4601 Spicewood Springs Rd • Bldg 3 • Ste 200 • Austin, TX


Serving Austin Mothers and Babies for over 20 years

Our Lily was born 4 weeks prematurely.  Luckily, her lungs were already fully developed, so she had no major complications.  However, getting her to breastfeed was another story.  The nurses and lactation specialists at the hospital helped as much as they could, but Lily’s sucking reflex was not quite fully developed and her mouth was so tiny that she could not properly latch on. 
Since Lily was not able to get any nutrients while breastfeeding, it then became evident that we needed to begin using the SNS (Supplemental Nursing System) in order to get some calories in her.  We started off trying to tube feed her, but that didn’t work.  So then we went to finger feeding her, and it worked!  At this point, I began pumping and we were able to feed her my expressed milk.  After we left the hospital, I would always attempt breastfeeding her first, but this usually resulted in both her and I getting frustrated and upset.  We continued using the SNS for a few days and then switched to a bottle. 
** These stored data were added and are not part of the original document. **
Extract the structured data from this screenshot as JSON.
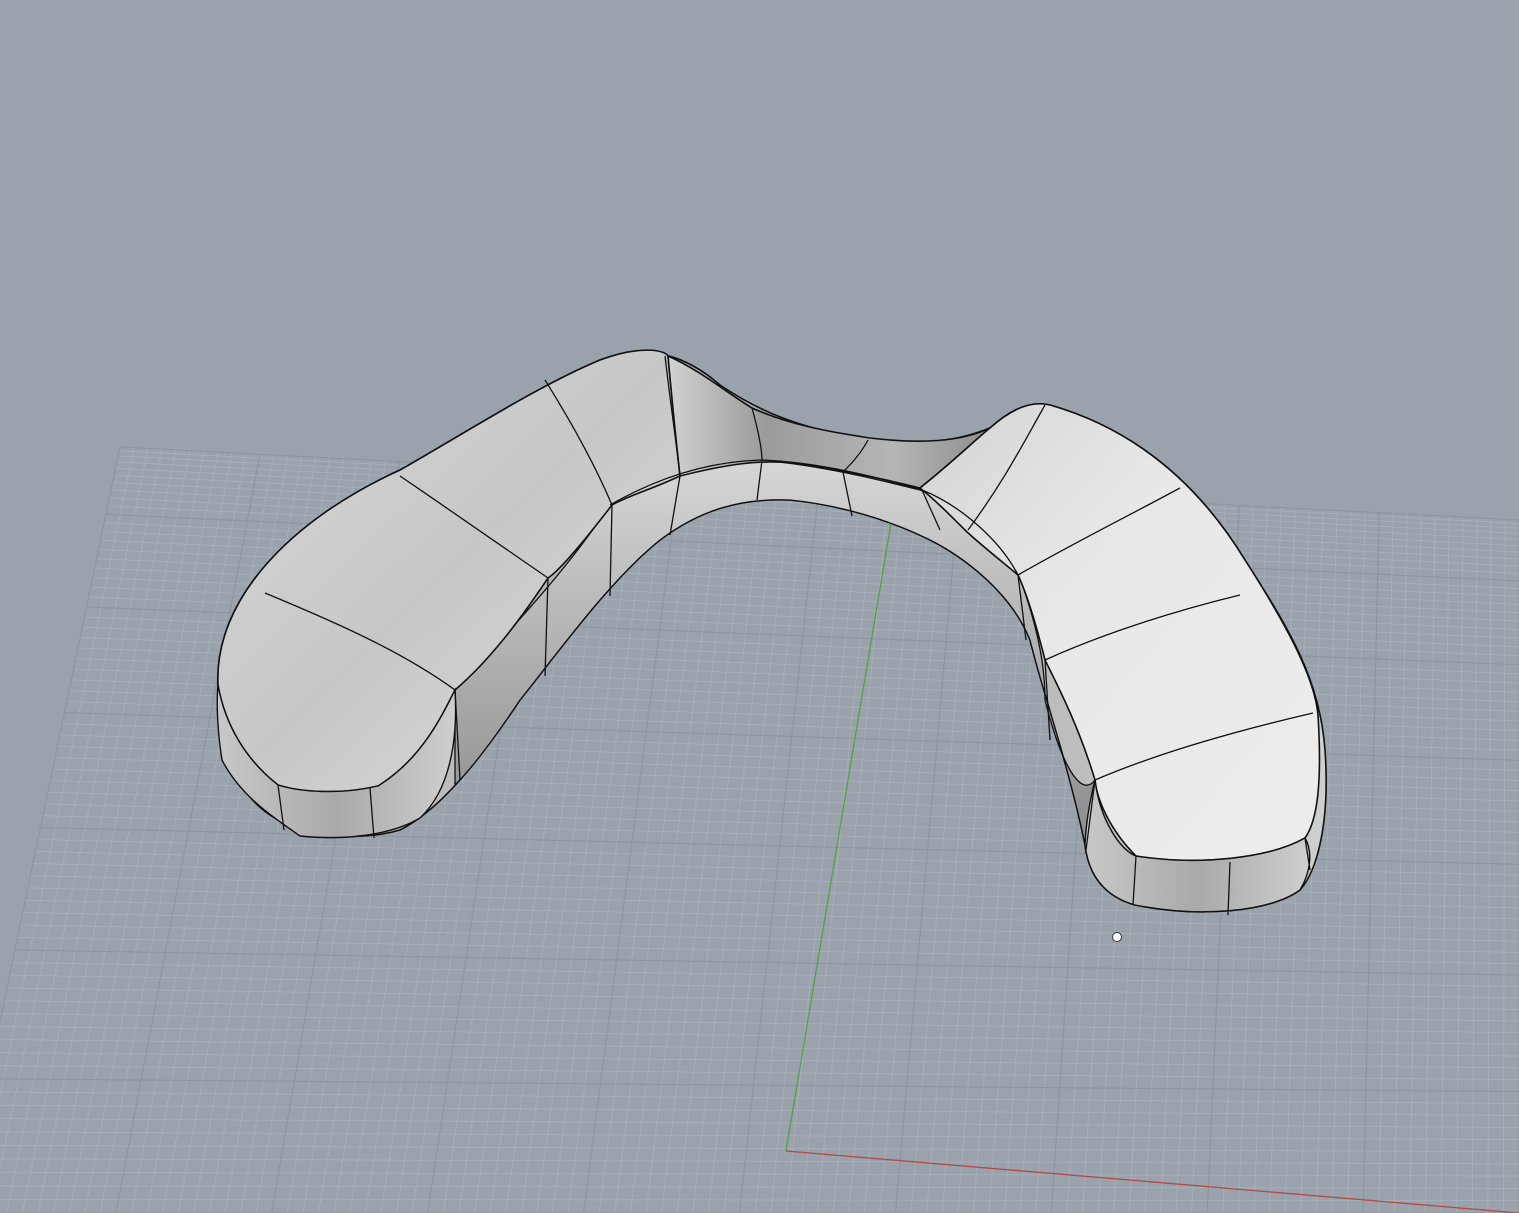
{
  "viewport": {
    "projection": "perspective",
    "display_mode": "shaded"
  },
  "colors": {
    "background": "#9aa2ab",
    "grid_minor": "#a9b1ba",
    "grid_major": "#8d959e",
    "x_axis": "#b54a46",
    "y_axis": "#4fa34a",
    "surface_light": "#e6e6e6",
    "surface_mid": "#c9c9c9",
    "surface_dark": "#8d8d8d",
    "edge": "#111111",
    "marker": "#ffffff"
  },
  "scene": {
    "grid_visible": true,
    "axes_visible": true,
    "objects": [
      {
        "name": "mouthguard-polysurface",
        "type": "polysurface",
        "edges_visible": true
      }
    ],
    "markers": [
      {
        "name": "point-object",
        "type": "point"
      }
    ]
  }
}
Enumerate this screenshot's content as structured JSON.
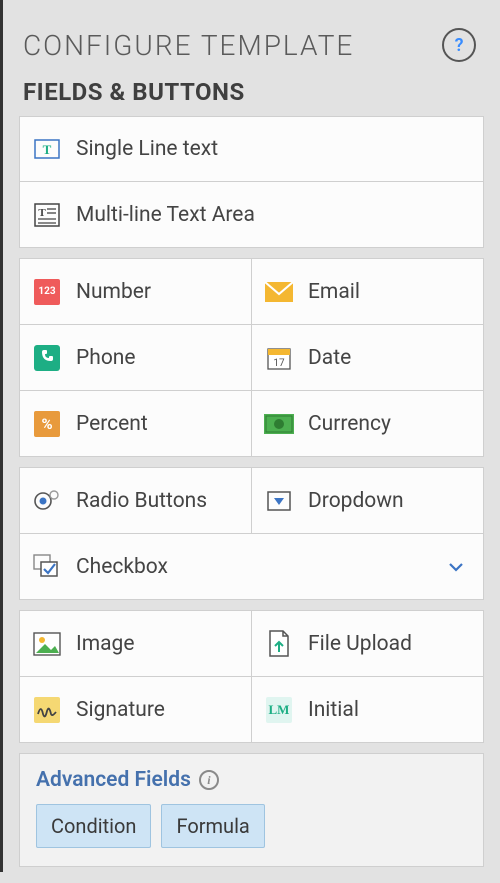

After Cathy’s home visit, she suggested that I start using a nipple shield at every feeding.  This helped Lily to not have to work so hard.  The nipple shield wasn’t a miracle worker, but it was a necessary step.  We also rented a scale from Cathy for a couple of weeks and that was a big help in letting us know if she was gaining weight.  By having support from the hospital’s lactation specialists, friends, family, and especially Cathy, I was successfully able to breastfeed Lily. Breastfeeding was very important to my husband and I.  It was our commitment along with Cathy’s help that made it possible for me to breastfeed Lily. On the day of Lily’s actual due date, she was finally able to breastfeed without any additional aids.  SUCCESS! 
Carrie England
Ben was born on Sunday, October 17 at the North Austin Medical Center. 
He weighed in at 8 lbs. 3 ounces and was 21 ¼ inches long. 
He was a fierce eater right from the very beginning. 
I had always planned on breastfeeding my baby, but must admit I was completely unprepared to discover that it didn’t come as naturally to the both of us as I had always believed that it would. It was clear that we needed some help – and quickly. 
Once we got together and started working with Cathy, things started improving.  It was a slowly but surely kind of improvement and it was exactly what we needed to keep us moving forward.  Cathy provided us with an invaluable amount of assistance, encouragement, and support.  All of the must haves for a new nursing mother and baby.  She continues to be there for us whenever we need her to help us through a rough patch. 
I have said on more than one occasion that if it weren’t for Cathy, Ben and I would never have made it as far as we have. 
Today, Ben is a healthy, happy 9 month old who continues to nurse and is growing like a weed.  I’ve included a picture of the two of us taken in late May. 
Kathy Ferguson
 I wish I could say that I had that euphoric bonding experience with my babies immediately after they were born by breastfeeding them, but instead I was requesting a breast pump about an hour after my unplanned Cesarean section at 31 weeks.  I became a pumping Nazi.  I would not allow the NICU nurses to give my twins anything but my milk, but they received the milk through a syringe and eventually a nipple.  The twins were starting to learn the breastfeeding method right before they were discharged from the hospital, but definitely were not pros.  Breastfeeding twins was very stressful and challenging at home.  One of the twins ate so much he vomited after every feeding, and the other didn’t eat enough and cried all the time.  We hired Cathy Clark to visit our house and bring her trusty scales to help us get over the hump.  I was able to provide breast milk for the twins for approximately six months.  I ended up weaning Robert at 5 months because he wasn’t getting enough milk (he was such a happier child) and Andrew nursed to six months.  I must admit that I felt somewhat like a failure because the breastfeeding experience wasn’t what I had hoped it to be, but I am so glad that I experienced the good, the bad and the ugly.
My story doesn’t end with the twins.  Our surprise baby Ryan arrived 17 months later.  What a difference having a full term baby.  He breastfed like a champion.  I refused to pump because I had had enough of that with the twins.  Everything was going splendidly or so I thought until his 6-month well-check appointment.  Ryan was diagnosed as “failure to thrive”.  He looked healthy to me, but he had only gained 4 ounces in two months.  I was absolutely shocked that I had been starving my baby for two months and didn’t even know it.  We immediately called Cathy again to help us.  I rented a pump and started that fun all over again.  My milk supply never did increase.  I decided that stress caused my diminishing milk supply.  I finally gave up and weaned my son.  It took me a month because he absolutely refused the bottle.  I had not given him any bottles along the way.  He was not happy about being taken off the breast for a plastic nipple.  I would definitely suggest offering bottles during breastfeeding to make the transition easier at weaning time.  My experience with the twins negates the myth that offering bottles or pacifiers causes nipple confusion while breastfeeding.  
Although my breastfeeding experiences were not textbook or mythical, I would do it all over again!